1 février 2012

Temps de lecture : 4 min

Les classes moyennes bientôt dans la rue?

Désespérance pour eux, leur pays et le reste du monde, rejet des politiques, violence... Seule l'entreprise peut et doit changer les choses. Pendant 13 jours FreeThinking a observé sur son blog participatif 1000 contributions de 130 Français issus des classes moyennes. Constats en exclusivité pour INfluencia

Comment nos compatriotes ressentent-ils les événements qui marquent ce début d’année chargé tant sur un plan national qu’international (continuation de la crise de la dette, démarrage de la campagne présidentielle, durcissement du Printemps arabe, etc.). Quel impact la perte du AAA français aura-t-il sur leur pays et sur leur propre situation? Comment réagissent-ils aux propositions et idées du Gouvernement et de l’opposition pour sortir de la Crise? Comment envisagent-ils la suite de cette année charnière? A qui pourraient-ils accorder leur confiance? Qu’attendent-ils des grandes entreprises françaises, en ces temps troublés?

Autant d’interrogations fondamentales que  les 130 Français issus des classes moyennes, membres de la  plateforme collaborative FreeThinking  se sont posées du 4 au 17 janvier. Au total durant ces 13 jours de conversation,  plus de 1000 contributions  ont ainsi été postées, qui sont analysées  pour INfluencia par Véronique Langlois et Xavier Charpentier, DG de FreeThinking 2.0*.
    Janvier 2012: une très grande anxiété

Les Français sont inquiets, très inquiets même. L’atmosphère sur la plateforme participative FreeThinking, qui était déjà lourde depuis 2007, s’aggrave encore, devenant par moment franchement noire, certains ne voyant aucun motif d’espoir. Et cette désespérance se retrouve à trois niveaux : le monde, la France et leur vie quotidienne. Ainsi pour eux, la construction européenne et l’avenir de notre continent sont très mal engagés. Sur les questions plus géopolitiques ou de civilisation, comme celle du printemps arabe : là aussi, pas d’enthousiasme, plutôt de l’inquiétude.

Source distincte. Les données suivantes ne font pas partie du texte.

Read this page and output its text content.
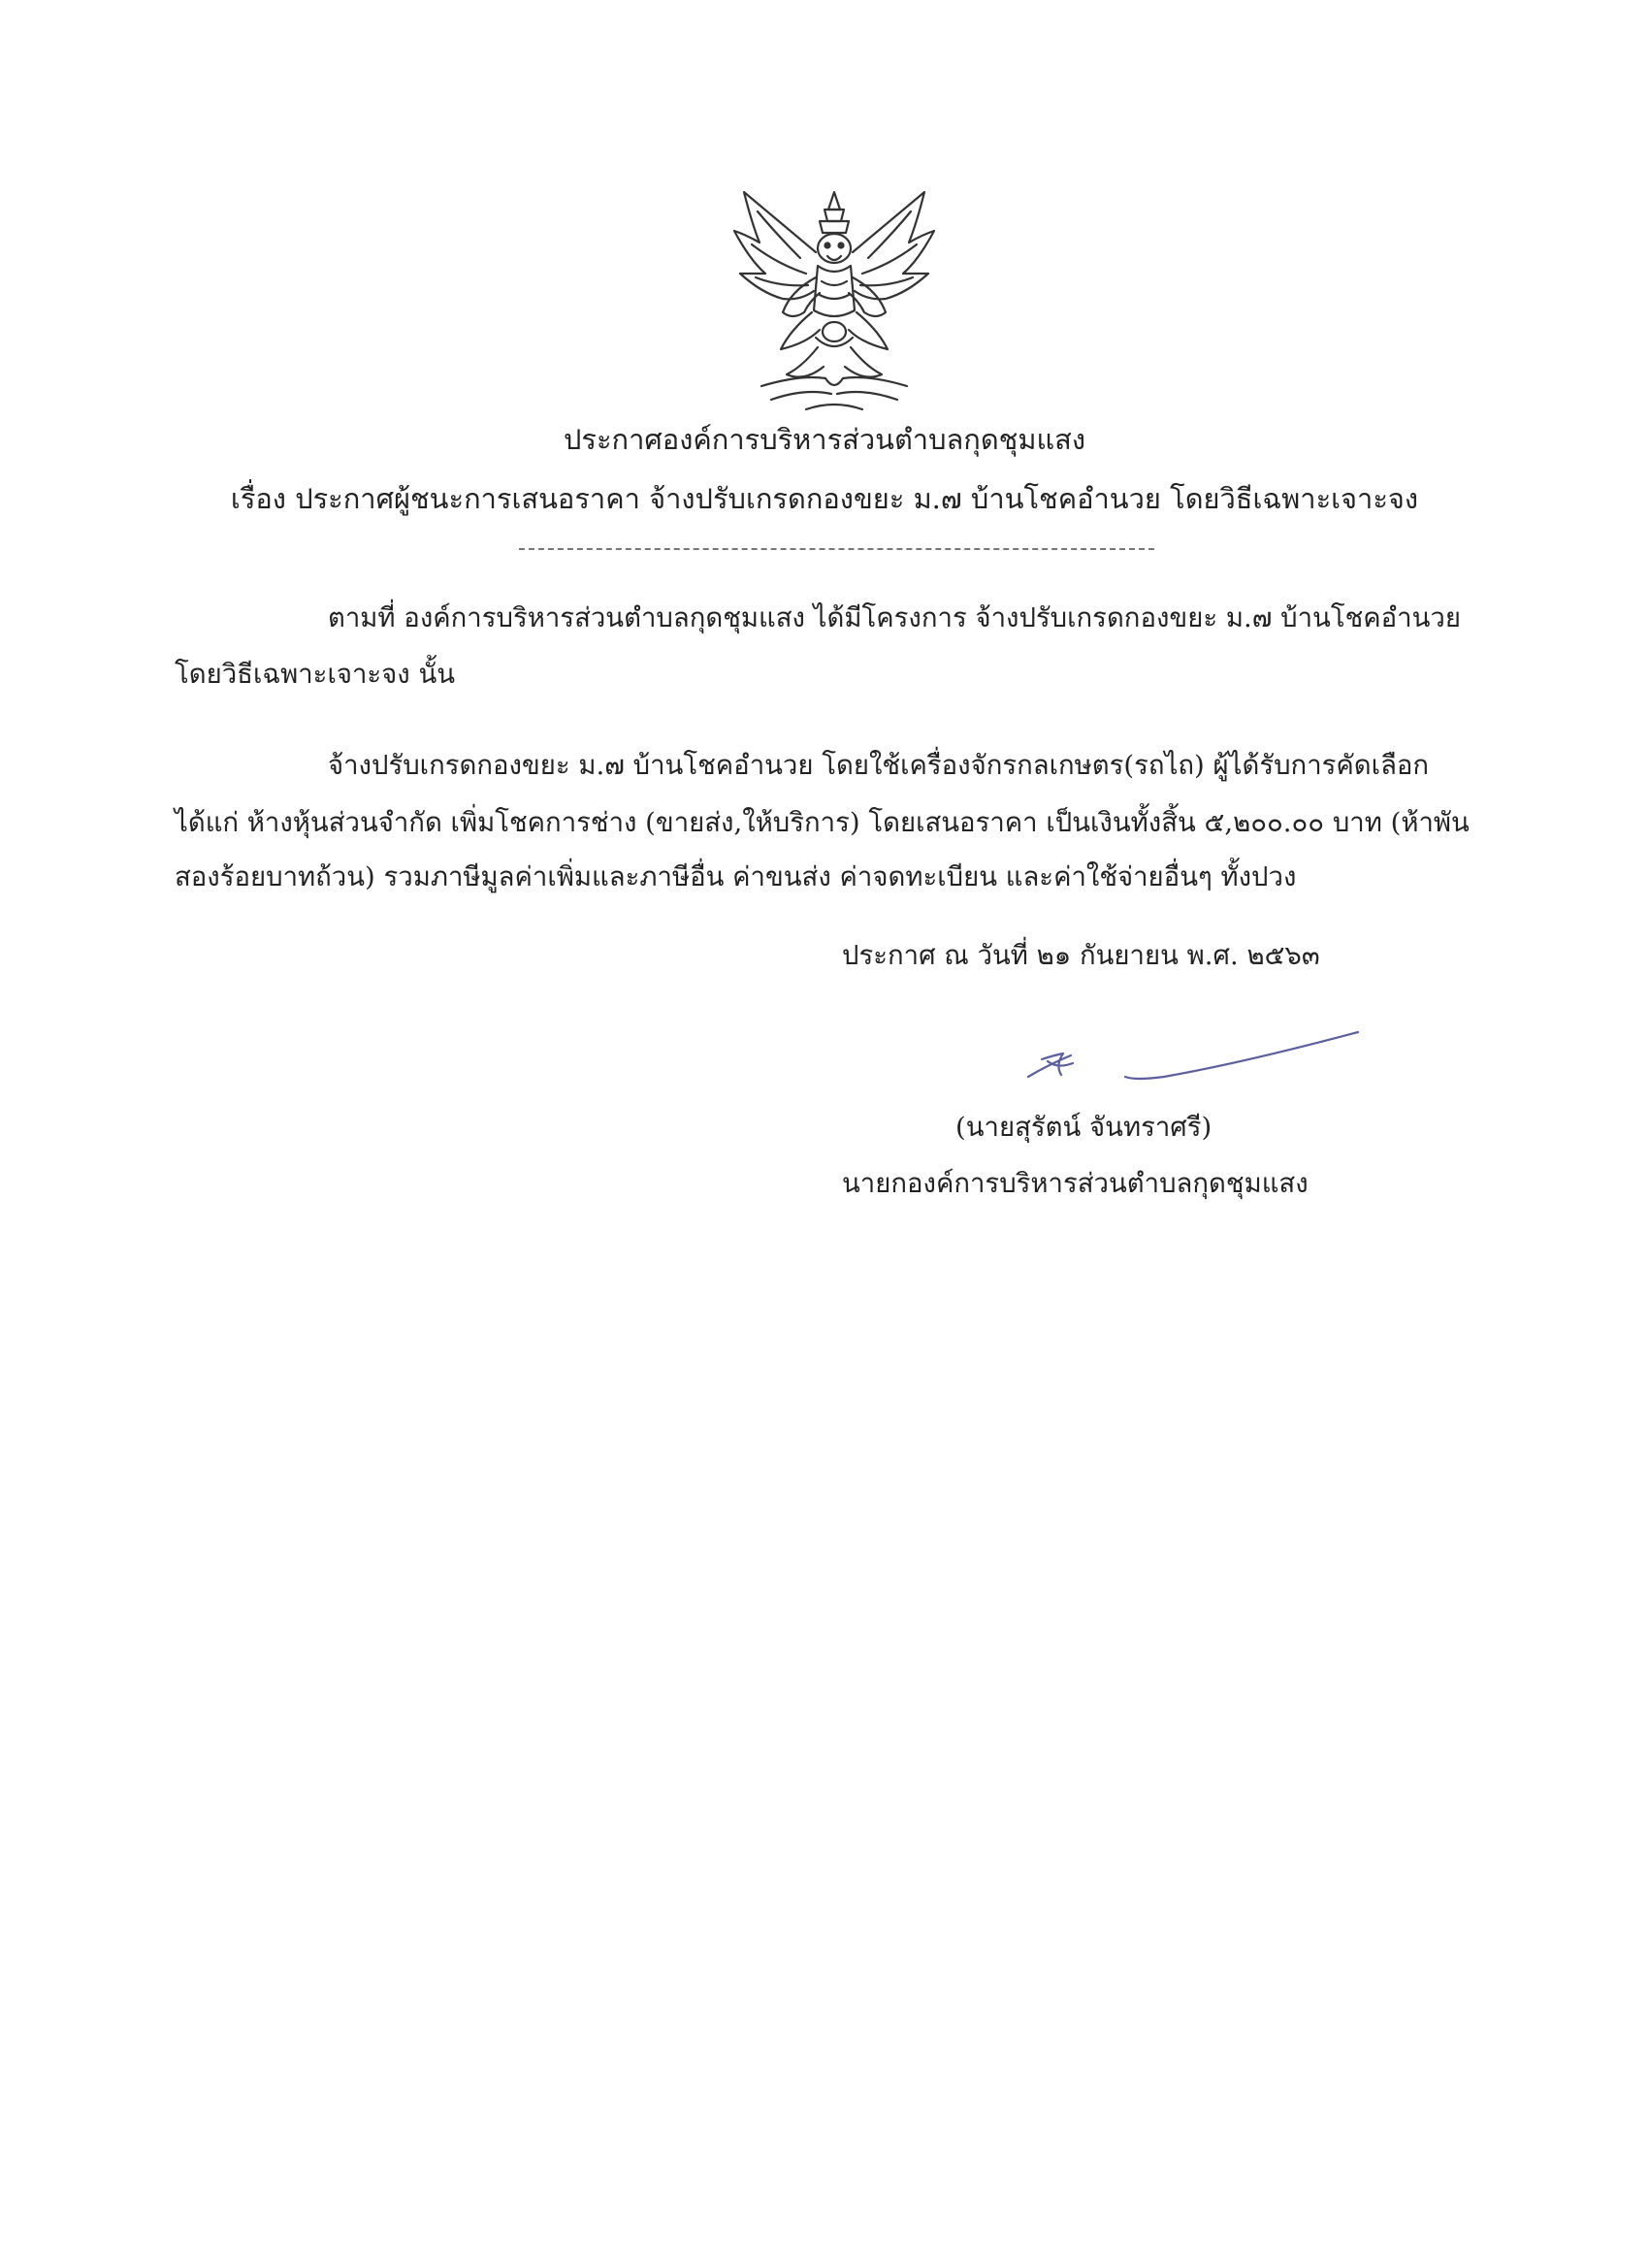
ประกาศองค์การบริหารส่วนตำบลกุดชุมแสง
เรื่อง ประกาศผู้ชนะการเสนอราคา จ้างปรับเกรดกองขยะ ม.๗ บ้านโชคอำนวย โดยวิธีเฉพาะเจาะจง
ตามที่ องค์การบริหารส่วนตำบลกุดชุมแสง ได้มีโครงการ จ้างปรับเกรดกองขยะ ม.๗ บ้านโชคอำนวย
โดยวิธีเฉพาะเจาะจง นั้น
จ้างปรับเกรดกองขยะ ม.๗ บ้านโชคอำนวย โดยใช้เครื่องจักรกลเกษตร(รถไถ) ผู้ได้รับการคัดเลือก
ได้แก่ ห้างหุ้นส่วนจำกัด เพิ่มโชคการช่าง (ขายส่ง,ให้บริการ) โดยเสนอราคา เป็นเงินทั้งสิ้น ๕,๒๐๐.๐๐ บาท (ห้าพัน
สองร้อยบาทถ้วน) รวมภาษีมูลค่าเพิ่มและภาษีอื่น ค่าขนส่ง ค่าจดทะเบียน และค่าใช้จ่ายอื่นๆ ทั้งปวง
ประกาศ ณ วันที่ ๒๑ กันยายน พ.ศ. ๒๕๖๓
(นายสุรัตน์ จันทราศรี)
นายกองค์การบริหารส่วนตำบลกุดชุมแสง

Avec ce sentiment nouveau qui s’exprime dans beaucoup de commentaires: la peur diffuse d’une guerre, au Proche-Orient ou ailleurs. Quant aux  questions les plus éloignées de leur vie quotidienne : la lutte contre le changement climatique et le risque nucléaire, elles sont jugées impossibles à piloter à court terme!Pour leur vie quotidienne et celle de leur pays, même pessimisme: pour l’immense majorité, aucun espoir d’une sortie de crise «à horizon humain». L’éducation, l’emploi, les délocalisations, les inégalités, le pouvoir d’achat, la fiscalité: tout va de mal en pis…

     Les politiques au banc des accusés.

2ème constat: jamais le divorce avec les politiques n’est apparu aussi fort 100 jours avant le premier tour des élections présidentielles. Certains griefs ou certaines frustrations déjà présents sur le blog lors de l’élection de 2007 réapparaissent de façon spectaculaire à la lumière de l’actualité, pratiquement dans les mêmes mots. Avec une nuance de taille : dans un nombre impressionnant de posts, ce sont les mêmes arguments, le même réquisitoire qu’en 2007, l’exaspération en plus. Le déclin perçu provoque des réactions de véritable fureur sur le blog – à tel point que nombre de commentaires sont pratiquement impubliables en l’état, la violence devenant non seulement insultante pour les politiques de tous bords mais aussi ordurière dans son expression.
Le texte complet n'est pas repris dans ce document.